Social media has heralded in a multitude of trends, most of which tend to be painstakingly fleeting; it could be something as drastic as a new ‘ideal’ beauty standard, or something as light-hearted as a specific Instagram filter. As transient as these niches are, one trend seems to have stuck for good: flat lay photography. Are you aware of these 5 crucial flat lay photography tips?
What is flat lay photography, why is it essential for social media and what are some essential flat lay photography tips? Let’s break it down.
What Is Flat Lay Photography?
We, as a society, seek neatness. In our society – in a world where our profiles define us as much as our characters do – certain techniques can make our feeds neat and make them flow, making them more palatable to whoever should come across our profile.
This could be achieved through using the same filter, using space in the same way, using the same borders, or using the same photographic techniques and angles; flat lay photography is ideal for social media feeds as it can knit higgledy-piggledy content together, giving it a greater sense of uniformity whilst maintaining your own personal brand and tone.
Why is it better? What Is It Used for?
Aside from social media usage, you’ll often find flat lay photography used in a professional setting when capturing lifestyle scenarios, product advertisements, or food. These genres tend to overlap. Sometimes, you’ll find that all the items in the picture will be just as important as each other but, oftentimes, there is one main element (such as a prepared meal) supported by extra elements that add to the narrative (such as ingredients or kitchen utensils).
It would seem that flat lay photography has got a lot going for it!
It requires a relatively simple photography set-up, it’s extremely versatile to adjust to your or your client’s liking and it can provide some consistency across your social media feed or portfolio. However, it’s important to bear in mind that flay lay photography is better suited to capturing smaller objects rather than larger ones, that some objects can look distorted when laid flat or when photographed from above, and that there’s more to a good flat lay image than simply laying a few objects out and shooting down on them.
So, what makes a good flat lay photograph?
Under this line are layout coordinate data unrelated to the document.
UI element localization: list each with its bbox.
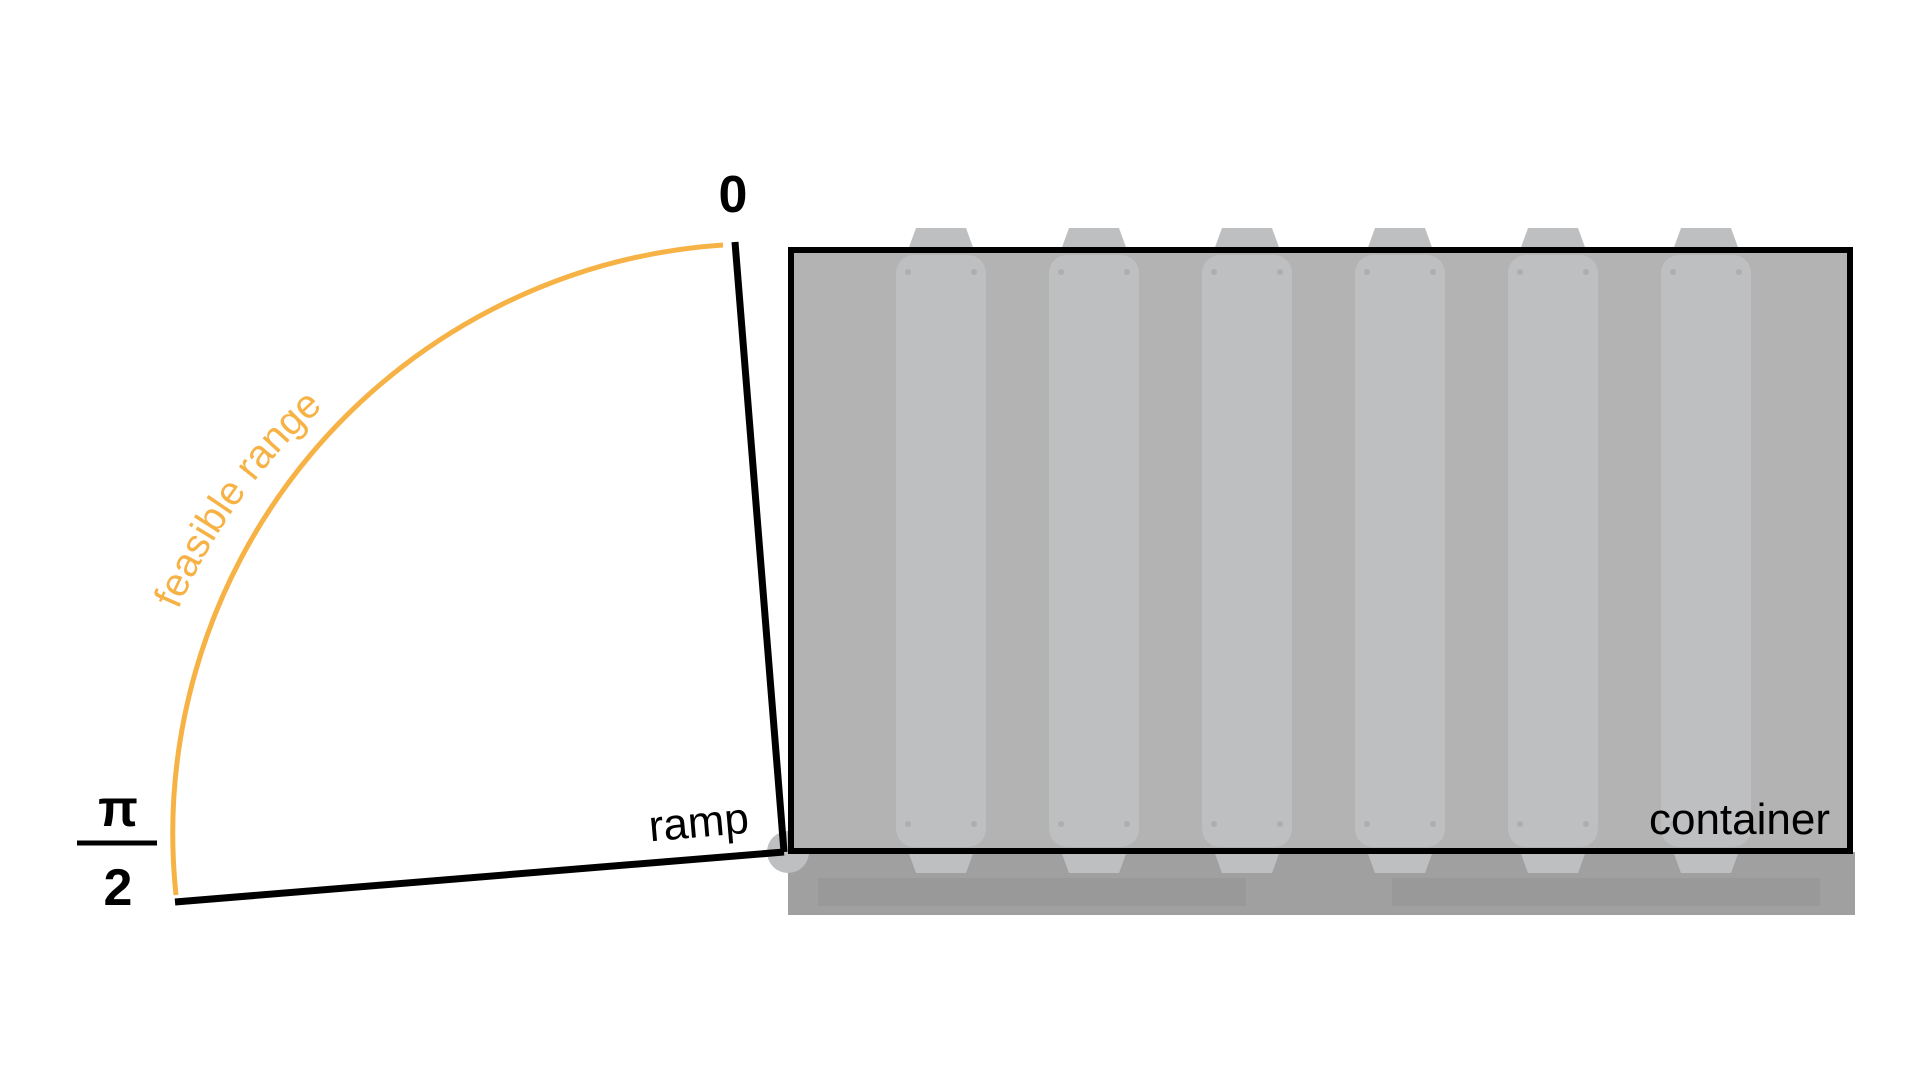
pi-denominator: 2 <box>104 859 133 917</box>
container-rib <box>1355 228 1445 873</box>
feasible-range-label: feasible range <box>146 382 330 614</box>
pi-numerator: π <box>98 780 138 838</box>
shipping-container-icon <box>788 228 1853 873</box>
trailer-inset-right <box>1392 878 1820 906</box>
zero-label: 0 <box>719 166 748 224</box>
container-rib <box>1202 228 1292 873</box>
ramp-label: ramp <box>647 794 751 852</box>
container-rib <box>1508 228 1598 873</box>
container-ribs <box>896 228 1751 873</box>
ramp-line-zero <box>731 241 788 853</box>
container-rib <box>1049 228 1139 873</box>
ramp-line-half-pi <box>174 848 785 906</box>
pi-over-two-label: π 2 <box>77 780 157 917</box>
container-rib <box>896 228 986 873</box>
container-rib <box>1661 228 1751 873</box>
feasible-range-arc <box>170 242 724 896</box>
container-outline <box>788 247 1853 854</box>
container-label: container <box>1649 795 1830 844</box>
trailer-inset-left <box>818 878 1246 906</box>
trailer-base-icon <box>767 831 1855 915</box>
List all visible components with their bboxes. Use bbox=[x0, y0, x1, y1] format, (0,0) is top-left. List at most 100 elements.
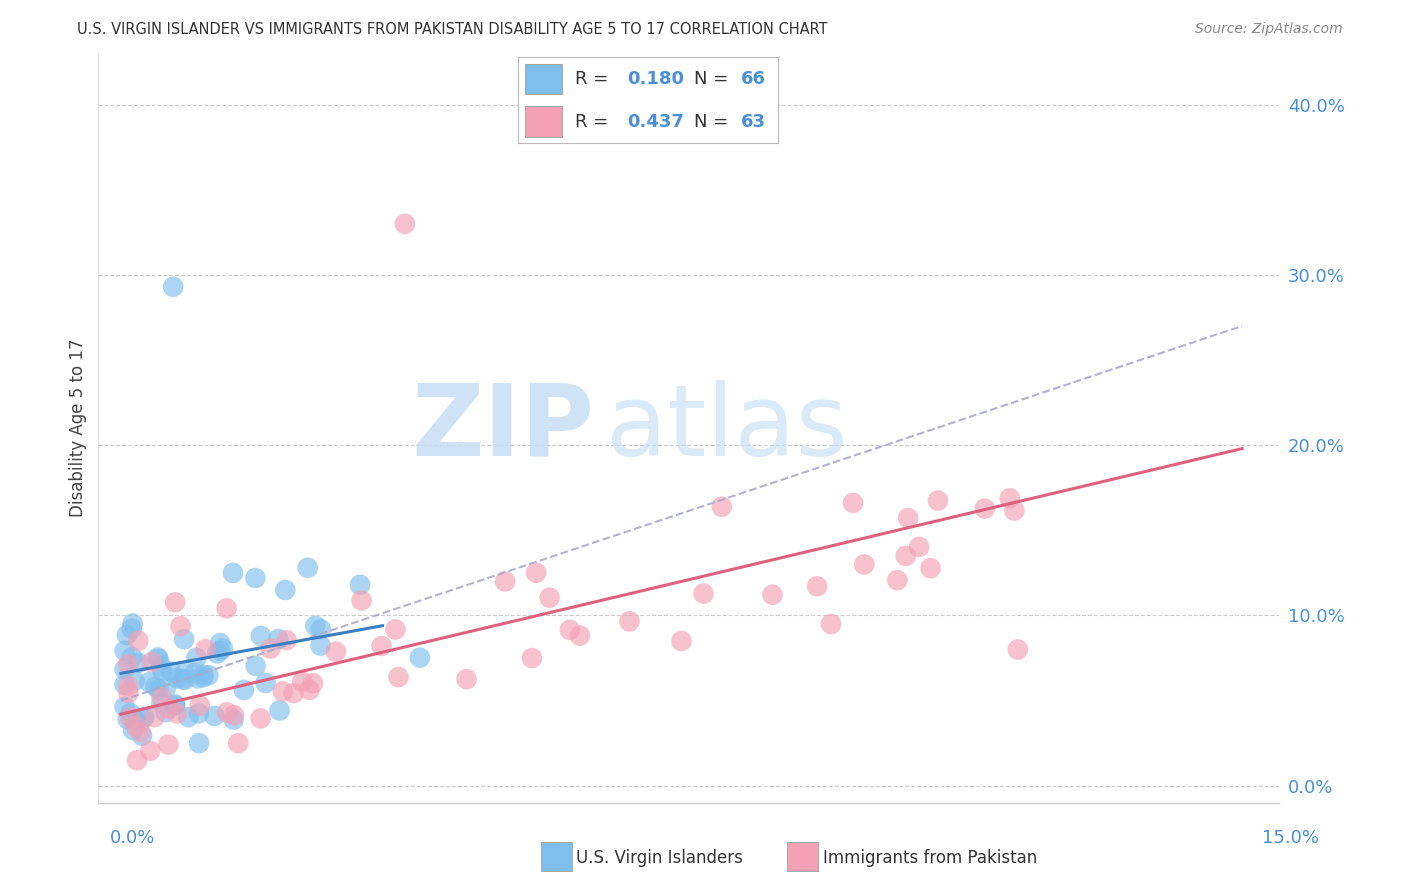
Point bbox=[160, 665, 183, 679]
Point bbox=[209, 636, 232, 650]
Point bbox=[692, 586, 714, 600]
Point bbox=[349, 578, 371, 592]
Point bbox=[215, 601, 238, 615]
Point bbox=[291, 674, 314, 689]
Point bbox=[568, 629, 591, 643]
Point bbox=[118, 710, 141, 724]
Point bbox=[202, 709, 225, 723]
Point bbox=[127, 633, 149, 648]
Text: 15.0%: 15.0% bbox=[1261, 829, 1319, 847]
Point bbox=[117, 686, 139, 700]
Point bbox=[194, 642, 217, 657]
Point bbox=[125, 719, 148, 733]
Point bbox=[908, 540, 931, 554]
Point bbox=[267, 632, 290, 646]
Point bbox=[184, 665, 207, 680]
Point bbox=[222, 708, 245, 723]
Point bbox=[188, 698, 211, 713]
Point bbox=[157, 738, 180, 752]
Point bbox=[897, 511, 920, 525]
Point bbox=[297, 561, 319, 575]
Point bbox=[146, 650, 169, 665]
Point bbox=[920, 561, 942, 575]
Point bbox=[150, 665, 173, 679]
Point bbox=[173, 665, 195, 680]
Point bbox=[276, 633, 298, 648]
Point bbox=[325, 645, 347, 659]
Point bbox=[121, 616, 143, 631]
Point bbox=[274, 582, 297, 597]
Point bbox=[125, 753, 148, 767]
Point bbox=[155, 705, 177, 719]
Point bbox=[806, 579, 828, 593]
Point bbox=[197, 668, 219, 682]
Text: Source: ZipAtlas.com: Source: ZipAtlas.com bbox=[1195, 22, 1343, 37]
Point bbox=[132, 711, 155, 725]
Point bbox=[350, 593, 373, 607]
Point bbox=[157, 702, 180, 716]
Point bbox=[283, 686, 305, 700]
Point bbox=[387, 670, 409, 684]
Point bbox=[309, 639, 332, 653]
Point bbox=[121, 650, 143, 665]
Point bbox=[166, 706, 188, 721]
Point bbox=[121, 622, 143, 636]
Point bbox=[494, 574, 516, 589]
Point bbox=[148, 652, 170, 666]
Point bbox=[209, 644, 232, 658]
Point bbox=[148, 682, 170, 697]
Point bbox=[166, 671, 188, 685]
Point bbox=[524, 566, 547, 580]
Point bbox=[226, 736, 249, 750]
Point bbox=[456, 672, 478, 686]
Point bbox=[409, 650, 432, 665]
Point bbox=[886, 573, 908, 587]
Point bbox=[298, 683, 321, 698]
Point bbox=[129, 725, 152, 739]
Text: U.S. Virgin Islanders: U.S. Virgin Islanders bbox=[576, 849, 744, 867]
Point bbox=[217, 706, 239, 720]
Point bbox=[193, 670, 215, 684]
Point bbox=[309, 622, 332, 636]
Point bbox=[122, 723, 145, 737]
Point bbox=[172, 673, 194, 687]
Point bbox=[120, 706, 142, 721]
Point bbox=[558, 623, 581, 637]
Point bbox=[163, 698, 186, 713]
Point bbox=[188, 736, 211, 750]
Point bbox=[150, 660, 173, 674]
Point bbox=[245, 659, 267, 673]
Point bbox=[186, 650, 208, 665]
Point bbox=[211, 641, 233, 656]
Point bbox=[249, 629, 271, 643]
Point bbox=[370, 639, 392, 653]
Point bbox=[134, 710, 156, 724]
Point bbox=[245, 571, 267, 585]
Point bbox=[193, 668, 215, 682]
Point bbox=[114, 662, 136, 676]
Point bbox=[145, 680, 167, 694]
Point bbox=[117, 657, 139, 672]
Point bbox=[304, 619, 326, 633]
Text: ZIP: ZIP bbox=[412, 380, 595, 476]
Text: Immigrants from Pakistan: Immigrants from Pakistan bbox=[823, 849, 1036, 867]
Point bbox=[520, 651, 543, 665]
Point bbox=[115, 628, 138, 642]
Point bbox=[150, 690, 173, 705]
Point bbox=[842, 496, 865, 510]
Point bbox=[1002, 503, 1025, 517]
Text: atlas: atlas bbox=[606, 380, 848, 476]
Point bbox=[165, 698, 187, 712]
Point bbox=[761, 588, 783, 602]
Point bbox=[973, 501, 995, 516]
Point bbox=[222, 713, 245, 727]
Point bbox=[384, 623, 406, 637]
Point bbox=[117, 712, 139, 726]
Point bbox=[222, 566, 245, 580]
Point bbox=[927, 493, 949, 508]
Point bbox=[894, 549, 917, 563]
Point bbox=[128, 656, 150, 670]
Point bbox=[302, 676, 325, 690]
Point bbox=[259, 641, 281, 656]
Point bbox=[131, 729, 153, 743]
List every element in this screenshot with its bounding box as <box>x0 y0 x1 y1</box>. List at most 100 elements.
Let’s get into these 5 important flat lay photography tips together.
How To Do Flat Lay Photography: 5 Important Tips
It’s all about spacing, theme, background, lighting and balance when it comes to making the most of photography that’s aimed at capturing smaller objects. In the following sections we breakdown each in more detail, while providing flat lay photography examples for better context.
In the above image (taken from the flatlay Instagram account), we see plates and dishes dotted all around the space. Despite this, there is a certain organised chaos to the image and, even though there is potential for overlap and overload, the objects are spaced so that the photograph doesn’t feel cluttered. This is also a great tip in keeping the aesthetic minimalistic even when there’s a lot going on.
With flat lay photography, there’s always a method to the madness. Control your spacing and how far apart your objects of focus are to create an engaging visual piece.
As mentioned earlier, objects in the composition can be used to help weave a narrative or, at the very least – be related in some manner. In this example, taken from imbythesea’s Flickr, there are no prizes for guessing what the subject matter is. The image is focused and themed; if this were the supporting image for an article, we’d know (without having read the title, even!) that the text would be detailing aviation due to the relation between the objects in the picture.
Out of all the flat lay photography tips, this is most likely the hardest to properly execute. Coming up with a creative new idea and theme for each shot can be difficult, but it need not be centered around one idea. Pivoting around one specific colour like the above flat lay lay photography examples is an easy solution when you’re strapped for ideas.
Touching upon the en vogue minimalistic aesthetic again, the background of your image can also either help or hinder the potency of your flat lay. This isn’t to suggest that a colourful or textured background can’t add to your image and almost act as a supporting object in it, but a plain background like the one above from livvylandblog is always a safe bet in complementing your objects rather than distracting from them.
A good flat lay image doesn’t require special lighting. As you’ll likely be shooting indoors, natural light can provide great depth and dimension to your image, without the need for studio lights or a light box.
Ensure that the light is indirect; direct sunlight will harshen the composition and detract from the dimension of the image, whilst indirect sunlight will soften the image but still maintain enough direction to bring the flat lay to life. A great example can be seen above in mellypook’s promotional flat lay of Mulberries in Rye, a mental health poetry book.
Another great tip for creating a memorable flat lay is to balance your composition, just as Instagrammer knownasovan has done above. This transforms your photograph from observational into deliberate and artful. One way to achieve this balance is to a place a mirror through the centre of your set-up, whether this be vertical, horizontal, or diagonal. Each side need not be identical, but balancing your composition (whether through size, shape, or colour) is another effective way to create a stand-out flat lay that looks professional and personal.
Key Takeaways On How to Do Flat Lay Photography
Flat lay photography is more involved than simply taking photos from a bird’s eye view. There needs to be careful and thought-out deliberation if you want to create the perfect aesthetic.
There aren’t any all-encompassing flat lay photography tips to help get you the perfect picture. Like any photography session, pay attention to your composition, balance and lighting to create an idea or theme centered around your subject. Control your spacing to create an organized mess and balance it out by playing with shapes, colour and lighting to execute great flat lay photography.